NASA confirms DART probe's crash into an asteroid successfully changed its course

Bullseye! How DART hit an asteroid 7 million miles away

The deliberate 14,000-mph crash of a small NASA probe into the asteroid Dimorphos two weeks ago nudged the 525-foot-wide body onto a slightly different course, NASA confirmed Tuesday — shaving 32 minutes off the time needed to complete one orbit around a parent asteroid known as Didymos.

The successful targeting, impact and now-confirmed course change demonstrated in spectacular fashion the viability of at least one technique for pushing a threatening asteroid or comet off course before it might slam into Earth with potentially devastating results.

"It felt like a movie plot. But this was not Hollywood," said NASA Administrator Bill Nelson. "NASA successfully crashed a refrigerator-sized spacecraft into the asteroid Dimorphos, seven million miles from Earth. And it came in at 14,000 miles an hour. And it was a bullseye."

A small Italian hitchhiker spacecraft -- LICIACube -- captured an image of a small asteroid known as Dimorphos (lower right) at the moment NASA's DART probe crashed into it at some 14,000 mph, blasting out a spray of rock and dust. The impact shortened the time Dimorphos takes to orbit a parent asteroid, known as Didymos (center), by about 32 minutes. NASA

The high-speed impact on September 26 blasted out a huge cloud of rock and dust clearly visible to ground- and space-based telescopes, an "ejecta" plume that contributed to the slight change in the asteroid's orbit around Didymos.

Nelson said the Double Asteroid Redirection Test, or DART, test showed that if "an Earth-threatening asteroid was discovered, and we could see it far enough away, this technique could be used to deflect it."

"And so today, NASA confirms that DART successfully changed the targeted asteroid's trajectory," he said.
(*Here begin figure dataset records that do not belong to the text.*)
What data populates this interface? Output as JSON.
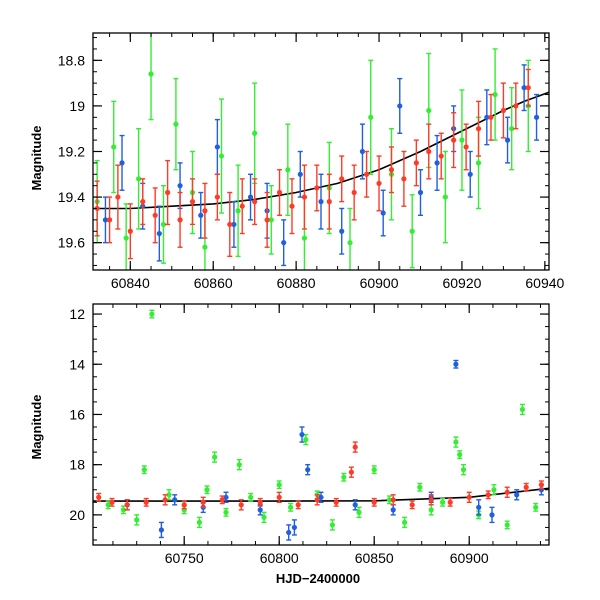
{
  "colors": {
    "green": "#33ee33",
    "blue": "#1f5fe0",
    "red": "#ff3b28",
    "model": "#000000"
  },
  "chart_data": [
    {
      "type": "scatter",
      "title": "",
      "xlabel": "",
      "ylabel": "Magnitude",
      "xlim": [
        60831,
        60941
      ],
      "ylim": [
        19.72,
        18.68
      ],
      "y_inverted": true,
      "x_ticks": [
        60840,
        60860,
        60880,
        60900,
        60920,
        60940
      ],
      "x_tick_labels": [
        "60840",
        "60860",
        "60880",
        "60900",
        "60920",
        "60940"
      ],
      "y_ticks": [
        18.8,
        19.0,
        19.2,
        19.4,
        19.6
      ],
      "y_tick_labels": [
        "18.8",
        "19",
        "19.2",
        "19.4",
        "19.6"
      ],
      "grid": false,
      "legend": "none",
      "model_curve": {
        "x": [
          60831,
          60840,
          60850,
          60860,
          60870,
          60880,
          60890,
          60900,
          60910,
          60920,
          60930,
          60935,
          60941
        ],
        "y": [
          19.45,
          19.45,
          19.44,
          19.43,
          19.41,
          19.38,
          19.34,
          19.28,
          19.2,
          19.11,
          19.02,
          18.98,
          18.94
        ]
      },
      "series": [
        {
          "color": "green",
          "x": [
            60832,
            60836,
            60839,
            60842,
            60845,
            60848,
            60851,
            60855,
            60858,
            60862,
            60866,
            60870,
            60874,
            60878,
            60882,
            60888,
            60893,
            60898,
            60903,
            60908,
            60912,
            60916,
            60920,
            60924,
            60928,
            60932,
            60936
          ],
          "y": [
            19.42,
            19.18,
            19.58,
            19.32,
            18.86,
            19.52,
            19.08,
            19.38,
            19.62,
            19.22,
            19.46,
            19.12,
            19.5,
            19.28,
            19.58,
            19.36,
            19.6,
            19.05,
            19.3,
            19.55,
            19.02,
            19.4,
            19.15,
            19.25,
            18.95,
            19.1,
            19.0
          ],
          "err": [
            0.18,
            0.2,
            0.15,
            0.22,
            0.2,
            0.17,
            0.2,
            0.18,
            0.16,
            0.25,
            0.2,
            0.22,
            0.15,
            0.2,
            0.18,
            0.2,
            0.15,
            0.25,
            0.2,
            0.16,
            0.25,
            0.2,
            0.22,
            0.2,
            0.2,
            0.18,
            0.2
          ]
        },
        {
          "color": "blue",
          "x": [
            60834,
            60838,
            60843,
            60847,
            60852,
            60857,
            60861,
            60865,
            60869,
            60873,
            60877,
            60881,
            60886,
            60891,
            60896,
            60901,
            60905,
            60910,
            60914,
            60918,
            60922,
            60926,
            60931,
            60935,
            60938
          ],
          "y": [
            19.5,
            19.25,
            19.44,
            19.56,
            19.35,
            19.48,
            19.18,
            19.52,
            19.4,
            19.46,
            19.6,
            19.3,
            19.42,
            19.55,
            19.2,
            19.47,
            19.0,
            19.38,
            19.25,
            19.1,
            19.3,
            19.05,
            19.15,
            18.92,
            19.05
          ],
          "err": [
            0.1,
            0.12,
            0.1,
            0.12,
            0.1,
            0.1,
            0.12,
            0.1,
            0.1,
            0.12,
            0.1,
            0.1,
            0.12,
            0.1,
            0.12,
            0.1,
            0.12,
            0.1,
            0.12,
            0.1,
            0.1,
            0.12,
            0.1,
            0.1,
            0.1
          ]
        },
        {
          "color": "red",
          "x": [
            60832,
            60835,
            60837,
            60840,
            60843,
            60846,
            60849,
            60852,
            60855,
            60858,
            60861,
            60864,
            60867,
            60870,
            60873,
            60876,
            60879,
            60882,
            60885,
            60888,
            60891,
            60894,
            60897,
            60900,
            60903,
            60906,
            60909,
            60912,
            60915,
            60918,
            60921,
            60924,
            60927,
            60930,
            60933,
            60936
          ],
          "y": [
            19.45,
            19.5,
            19.4,
            19.55,
            19.42,
            19.48,
            19.38,
            19.5,
            19.42,
            19.46,
            19.4,
            19.52,
            19.44,
            19.42,
            19.5,
            19.38,
            19.44,
            19.4,
            19.36,
            19.42,
            19.32,
            19.38,
            19.3,
            19.34,
            19.28,
            19.32,
            19.25,
            19.2,
            19.22,
            19.15,
            19.18,
            19.1,
            19.05,
            19.02,
            19.0,
            18.92
          ],
          "err": [
            0.12,
            0.1,
            0.14,
            0.12,
            0.1,
            0.12,
            0.14,
            0.12,
            0.1,
            0.12,
            0.1,
            0.14,
            0.12,
            0.1,
            0.12,
            0.1,
            0.12,
            0.14,
            0.1,
            0.12,
            0.1,
            0.12,
            0.1,
            0.12,
            0.1,
            0.12,
            0.1,
            0.12,
            0.1,
            0.12,
            0.1,
            0.12,
            0.1,
            0.12,
            0.1,
            0.08
          ]
        }
      ]
    },
    {
      "type": "scatter",
      "title": "",
      "xlabel": "HJD−2400000",
      "ylabel": "Magnitude",
      "xlim": [
        60702,
        60942
      ],
      "ylim": [
        21.2,
        11.6
      ],
      "y_inverted": true,
      "x_ticks": [
        60750,
        60800,
        60850,
        60900
      ],
      "x_tick_labels": [
        "60750",
        "60800",
        "60850",
        "60900"
      ],
      "y_ticks": [
        12,
        14,
        16,
        18,
        20
      ],
      "y_tick_labels": [
        "12",
        "14",
        "16",
        "18",
        "20"
      ],
      "grid": false,
      "legend": "none",
      "model_curve": {
        "x": [
          60702,
          60750,
          60800,
          60850,
          60900,
          60942
        ],
        "y": [
          19.45,
          19.45,
          19.45,
          19.44,
          19.3,
          18.94
        ]
      },
      "series": [
        {
          "color": "green",
          "x": [
            60710,
            60718,
            60725,
            60729,
            60733,
            60742,
            60750,
            60758,
            60762,
            60766,
            60772,
            60779,
            60785,
            60792,
            60800,
            60806,
            60814,
            60820,
            60828,
            60834,
            60842,
            60850,
            60858,
            60866,
            60874,
            60880,
            60886,
            60893,
            60895,
            60897,
            60905,
            60913,
            60920,
            60928,
            60935
          ],
          "y": [
            19.6,
            19.8,
            20.2,
            18.2,
            12.0,
            19.2,
            19.8,
            20.3,
            19.0,
            17.7,
            19.9,
            18.0,
            19.3,
            20.1,
            18.8,
            19.7,
            17.0,
            19.2,
            20.4,
            18.5,
            19.9,
            18.2,
            19.4,
            20.3,
            18.9,
            19.8,
            19.5,
            17.1,
            17.6,
            18.2,
            20.0,
            19.0,
            20.4,
            15.8,
            19.7
          ],
          "err": [
            0.15,
            0.15,
            0.2,
            0.15,
            0.15,
            0.2,
            0.15,
            0.2,
            0.15,
            0.2,
            0.15,
            0.2,
            0.15,
            0.2,
            0.15,
            0.15,
            0.2,
            0.15,
            0.2,
            0.15,
            0.2,
            0.15,
            0.15,
            0.2,
            0.15,
            0.2,
            0.15,
            0.2,
            0.15,
            0.2,
            0.15,
            0.2,
            0.15,
            0.2,
            0.15
          ]
        },
        {
          "color": "blue",
          "x": [
            60720,
            60738,
            60745,
            60760,
            60772,
            60790,
            60805,
            60808,
            60812,
            60815,
            60822,
            60840,
            60860,
            60880,
            60893,
            60905,
            60912,
            60925,
            60938
          ],
          "y": [
            19.6,
            20.6,
            19.4,
            19.7,
            19.3,
            19.8,
            20.7,
            20.5,
            16.8,
            18.2,
            19.3,
            19.6,
            19.8,
            19.3,
            14.0,
            19.7,
            20.0,
            19.2,
            19.0
          ],
          "err": [
            0.2,
            0.3,
            0.2,
            0.2,
            0.2,
            0.2,
            0.3,
            0.3,
            0.3,
            0.2,
            0.2,
            0.2,
            0.2,
            0.2,
            0.15,
            0.3,
            0.3,
            0.2,
            0.2
          ]
        },
        {
          "color": "red",
          "x": [
            60705,
            60712,
            60720,
            60730,
            60740,
            60750,
            60760,
            60770,
            60780,
            60790,
            60800,
            60810,
            60820,
            60830,
            60838,
            60840,
            60850,
            60860,
            60870,
            60880,
            60890,
            60900,
            60910,
            60920,
            60930,
            60938
          ],
          "y": [
            19.3,
            19.5,
            19.6,
            19.5,
            19.4,
            19.6,
            19.5,
            19.4,
            19.6,
            19.5,
            19.3,
            19.6,
            19.4,
            19.5,
            18.3,
            17.3,
            19.5,
            19.4,
            19.6,
            19.4,
            19.5,
            19.3,
            19.2,
            19.1,
            18.9,
            18.8
          ],
          "err": [
            0.15,
            0.15,
            0.2,
            0.15,
            0.2,
            0.15,
            0.2,
            0.15,
            0.2,
            0.15,
            0.2,
            0.15,
            0.2,
            0.15,
            0.2,
            0.2,
            0.15,
            0.2,
            0.15,
            0.2,
            0.15,
            0.2,
            0.15,
            0.2,
            0.15,
            0.15
          ]
        }
      ]
    }
  ]
}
The double-asteroid system offered an ideal target for the $330-million DART mission because the effects of the probe's impact could be measured from Earth by precisely timing how the moonlet's orbital period around Didymos changed as a result of the collision. Neither asteroid pose any threat to Earth.

For the past two weeks, optical telescopes on Earth and in space, along with two radar observatories, have been monitoring the asteroid pair on a near hourly bases, carefully tracking Dimorphos.
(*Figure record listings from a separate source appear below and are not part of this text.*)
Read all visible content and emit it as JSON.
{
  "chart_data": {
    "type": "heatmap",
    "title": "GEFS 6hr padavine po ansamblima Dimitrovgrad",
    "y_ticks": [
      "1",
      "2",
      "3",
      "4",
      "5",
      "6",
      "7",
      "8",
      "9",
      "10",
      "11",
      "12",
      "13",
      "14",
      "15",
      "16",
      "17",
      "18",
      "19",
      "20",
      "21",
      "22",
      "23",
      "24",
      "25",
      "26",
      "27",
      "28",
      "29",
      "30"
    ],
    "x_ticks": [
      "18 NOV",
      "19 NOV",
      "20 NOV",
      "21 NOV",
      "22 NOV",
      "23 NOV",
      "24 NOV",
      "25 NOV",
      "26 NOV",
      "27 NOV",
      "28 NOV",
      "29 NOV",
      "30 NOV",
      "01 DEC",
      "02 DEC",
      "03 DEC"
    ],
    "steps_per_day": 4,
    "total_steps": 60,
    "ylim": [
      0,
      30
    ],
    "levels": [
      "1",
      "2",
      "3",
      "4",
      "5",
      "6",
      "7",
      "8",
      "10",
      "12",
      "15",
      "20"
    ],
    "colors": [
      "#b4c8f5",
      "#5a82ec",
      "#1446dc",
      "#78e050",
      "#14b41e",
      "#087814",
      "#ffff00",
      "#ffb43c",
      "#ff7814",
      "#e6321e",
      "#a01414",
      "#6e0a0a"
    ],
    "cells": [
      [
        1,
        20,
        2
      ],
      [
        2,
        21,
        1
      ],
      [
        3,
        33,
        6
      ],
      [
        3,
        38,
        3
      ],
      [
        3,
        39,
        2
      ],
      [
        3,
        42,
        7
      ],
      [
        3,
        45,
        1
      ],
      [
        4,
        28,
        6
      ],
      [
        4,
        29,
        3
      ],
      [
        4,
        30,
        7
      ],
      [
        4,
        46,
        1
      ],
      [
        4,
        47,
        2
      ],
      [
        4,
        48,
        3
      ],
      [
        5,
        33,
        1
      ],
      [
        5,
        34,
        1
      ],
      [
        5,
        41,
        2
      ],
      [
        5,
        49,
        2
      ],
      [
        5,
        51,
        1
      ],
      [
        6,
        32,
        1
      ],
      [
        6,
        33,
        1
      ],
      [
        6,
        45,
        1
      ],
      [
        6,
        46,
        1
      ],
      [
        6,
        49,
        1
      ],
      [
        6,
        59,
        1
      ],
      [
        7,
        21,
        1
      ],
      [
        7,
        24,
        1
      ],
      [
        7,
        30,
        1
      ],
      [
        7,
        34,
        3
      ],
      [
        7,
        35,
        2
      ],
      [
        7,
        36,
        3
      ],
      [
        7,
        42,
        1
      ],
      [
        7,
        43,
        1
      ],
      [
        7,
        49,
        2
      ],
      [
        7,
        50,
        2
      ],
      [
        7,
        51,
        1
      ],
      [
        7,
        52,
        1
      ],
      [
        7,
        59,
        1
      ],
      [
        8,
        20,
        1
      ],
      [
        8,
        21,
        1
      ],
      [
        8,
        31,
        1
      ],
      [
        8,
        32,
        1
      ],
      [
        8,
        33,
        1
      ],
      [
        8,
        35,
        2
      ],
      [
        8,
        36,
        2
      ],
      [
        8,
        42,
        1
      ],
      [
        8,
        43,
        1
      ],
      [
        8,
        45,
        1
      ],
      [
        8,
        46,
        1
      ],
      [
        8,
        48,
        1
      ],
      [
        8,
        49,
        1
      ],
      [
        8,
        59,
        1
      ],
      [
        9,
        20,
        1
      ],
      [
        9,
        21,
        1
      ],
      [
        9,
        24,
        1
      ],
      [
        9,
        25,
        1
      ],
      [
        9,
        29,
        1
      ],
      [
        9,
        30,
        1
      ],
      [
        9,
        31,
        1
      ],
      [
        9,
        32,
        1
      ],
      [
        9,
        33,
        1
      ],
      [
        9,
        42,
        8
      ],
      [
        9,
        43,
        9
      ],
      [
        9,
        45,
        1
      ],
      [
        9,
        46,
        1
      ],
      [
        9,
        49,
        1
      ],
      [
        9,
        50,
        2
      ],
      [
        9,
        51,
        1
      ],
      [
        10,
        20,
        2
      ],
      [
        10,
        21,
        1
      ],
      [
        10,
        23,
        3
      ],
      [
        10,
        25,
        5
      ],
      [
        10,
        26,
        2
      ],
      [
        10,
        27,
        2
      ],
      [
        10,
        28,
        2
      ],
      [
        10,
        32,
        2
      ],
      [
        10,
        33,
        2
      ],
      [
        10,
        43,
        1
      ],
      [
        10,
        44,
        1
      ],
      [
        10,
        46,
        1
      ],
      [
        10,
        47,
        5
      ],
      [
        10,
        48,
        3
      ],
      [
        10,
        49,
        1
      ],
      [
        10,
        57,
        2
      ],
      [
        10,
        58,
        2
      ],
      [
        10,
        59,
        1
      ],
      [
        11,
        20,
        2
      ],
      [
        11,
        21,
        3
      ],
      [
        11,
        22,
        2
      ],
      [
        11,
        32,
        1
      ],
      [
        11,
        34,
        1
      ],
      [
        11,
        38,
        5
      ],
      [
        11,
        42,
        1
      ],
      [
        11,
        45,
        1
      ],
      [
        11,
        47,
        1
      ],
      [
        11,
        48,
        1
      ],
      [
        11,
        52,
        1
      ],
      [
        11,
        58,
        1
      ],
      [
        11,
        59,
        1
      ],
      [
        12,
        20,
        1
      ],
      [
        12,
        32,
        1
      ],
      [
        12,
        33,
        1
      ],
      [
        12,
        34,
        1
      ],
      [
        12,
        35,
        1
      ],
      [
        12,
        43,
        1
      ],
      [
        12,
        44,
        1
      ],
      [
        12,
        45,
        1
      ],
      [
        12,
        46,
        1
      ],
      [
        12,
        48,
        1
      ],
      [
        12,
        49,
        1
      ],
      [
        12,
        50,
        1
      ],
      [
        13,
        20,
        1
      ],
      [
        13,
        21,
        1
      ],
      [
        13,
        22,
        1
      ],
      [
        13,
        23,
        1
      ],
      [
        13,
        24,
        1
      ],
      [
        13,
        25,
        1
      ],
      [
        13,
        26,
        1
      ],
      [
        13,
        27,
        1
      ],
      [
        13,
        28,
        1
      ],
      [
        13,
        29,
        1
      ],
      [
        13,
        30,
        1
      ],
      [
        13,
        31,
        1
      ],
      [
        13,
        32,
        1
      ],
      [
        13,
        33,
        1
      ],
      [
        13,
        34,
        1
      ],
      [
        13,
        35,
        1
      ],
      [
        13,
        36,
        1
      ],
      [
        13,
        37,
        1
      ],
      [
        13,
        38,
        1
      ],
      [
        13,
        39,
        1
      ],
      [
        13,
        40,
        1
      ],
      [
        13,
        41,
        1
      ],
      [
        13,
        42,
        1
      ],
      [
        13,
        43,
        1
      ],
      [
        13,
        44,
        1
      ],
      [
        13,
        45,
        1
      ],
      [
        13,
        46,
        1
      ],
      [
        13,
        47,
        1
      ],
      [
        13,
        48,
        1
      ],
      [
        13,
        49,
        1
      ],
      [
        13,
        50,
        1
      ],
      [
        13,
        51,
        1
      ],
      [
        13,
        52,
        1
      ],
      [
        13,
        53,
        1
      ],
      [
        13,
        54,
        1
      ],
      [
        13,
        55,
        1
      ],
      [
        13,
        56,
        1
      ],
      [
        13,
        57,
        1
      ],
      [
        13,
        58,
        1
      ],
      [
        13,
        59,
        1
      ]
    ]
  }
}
Before the impact, scientists estimated DART might shorten the moonlet's orbital period by about 10 minutes. As it turned out, the energy imparted by the spacecraft and the recoil of debris blasted out into space shaved 32 minutes off the orbital period, changing it from 11 hours and 55 minutes to 11 hours and 23 minutes.

A photograph from the Hubble Space Telescope taken 11 days after DART's impact shows a comet-like tail of debris spreading out behind Dimorphos. NASA

"For the first time ever, humanity has changed the orbit of a planetary body. First time ever," said Lori Glaze, director of planetary science at NASA Headquarters. "The DART mission has demonstrated that we are capable of deflecting an asteroid, even a potentially hazardous asteroid, of this size using a kinetic impactor technique."

But timing is everything, she said. The farther out a threatening body is detected, and the farther from Earth it is when an impactor reaches it, the less force is required to nudge it off course.

"To put this into perspective ... this is a 4 percent change in the orbital period of Dimorphos around Didymos, and it just gave it a small nudge," said Nancy Chabot, DART science coordinator at Johns Hopkins Applied Physics Laboratory in Laurel, Maryland.

"But if you wanted to do this in the future, it could potentially work, but you'd want to do it years in advance. Warning time is really key here in order to enable this sort of asteroid deflection to potentially be used in the future as part of a much larger planetary defense strategy."

While the impact is behind them, the DART team is still hard at work, studying the still-visible ejecta plume to learn more about the structure of Dimorphos, whether the impact imparted a wobble, to pin down the density and possibly the mass of the asteroid and to refine models of how such bodies respond to impacts.

"All of this information plays into our understanding of what really happened in the experiment," said Tom Statler, DART program scientist at NASA Headquarters. "How effectively did the kinetic impact change the motion of the asteroid? How efficiently was momentum transferred?

"It's too soon to say, there's a lot of moving parts in this calculation. But it looks like the recoil from the ejecta blasted off the surface was a substantial contributor to the overall push given to the asteroid. ... So there's a lot yet to come."